I am working on the following problem: Let $(X_n),n\geq1$ be a non-decreasing sequence of non-negative random variables. Assume that $\sup_{n\geq1}E(X_n)<\infty$. Prove the following:
a) $(X_n)_{n\geq1}$ converges almost surely
b) Denote the limit with $X$. Show that $E(X)<\infty$
c) $E(X|\mathcal{G})=\lim_{n\to\infty}E(X_n|\mathcal{G})$
I think b) and c) can be proven trivially with Fatou's lemma, e.g.:
$E(X)=E(\liminf X_n) \leq \liminf E(X_n)< \infty$. Does that also imply the existence of $X$? I think it doesn't, but I can't find a theorem that would guarantee the existence. Any ideas for a)?

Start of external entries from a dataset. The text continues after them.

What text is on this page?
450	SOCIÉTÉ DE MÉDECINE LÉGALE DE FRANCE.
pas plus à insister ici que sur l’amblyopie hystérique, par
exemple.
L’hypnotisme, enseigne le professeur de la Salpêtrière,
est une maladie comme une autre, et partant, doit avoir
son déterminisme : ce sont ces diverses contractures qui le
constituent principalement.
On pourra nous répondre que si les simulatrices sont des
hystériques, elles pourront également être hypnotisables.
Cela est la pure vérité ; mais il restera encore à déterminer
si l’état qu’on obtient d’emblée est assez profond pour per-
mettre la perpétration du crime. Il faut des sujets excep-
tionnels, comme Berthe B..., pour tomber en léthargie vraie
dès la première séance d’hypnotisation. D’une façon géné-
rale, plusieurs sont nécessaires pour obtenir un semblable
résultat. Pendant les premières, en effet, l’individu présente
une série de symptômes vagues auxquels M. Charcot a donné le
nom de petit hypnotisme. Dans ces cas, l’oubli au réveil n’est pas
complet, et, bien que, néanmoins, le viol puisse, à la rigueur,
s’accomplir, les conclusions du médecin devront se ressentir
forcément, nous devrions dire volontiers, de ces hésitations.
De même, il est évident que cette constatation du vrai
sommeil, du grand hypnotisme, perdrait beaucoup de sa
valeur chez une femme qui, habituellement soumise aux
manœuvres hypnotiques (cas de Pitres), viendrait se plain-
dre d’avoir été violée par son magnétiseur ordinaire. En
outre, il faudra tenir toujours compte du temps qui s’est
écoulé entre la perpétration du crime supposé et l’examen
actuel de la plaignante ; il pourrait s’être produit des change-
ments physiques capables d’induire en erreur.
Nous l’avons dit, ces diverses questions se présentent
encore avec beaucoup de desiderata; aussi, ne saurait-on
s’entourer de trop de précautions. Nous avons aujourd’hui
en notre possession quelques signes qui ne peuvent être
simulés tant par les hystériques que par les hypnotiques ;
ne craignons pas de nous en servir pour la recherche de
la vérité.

$(X_n)$ is non-negative and non-decreasing. This implies that $X=\lim X_n$ exists (but it may take the value $\infty$). Fatou's Lemma gives $EX <\infty$ and this implies that $X$ is almost surely finite valued.
Now $Z=\lim_n E(X_n|\mathcal G)$ exists for the same reason. To prove that $Z=E(X|\mathcal G)$ note that $Z$ is $\mathcal G-$ measurable and prove that $\int_A Z dP=\int_A XdP$ for all $A \in \mathcal G$. For this apply Monotone Convergence Theorem.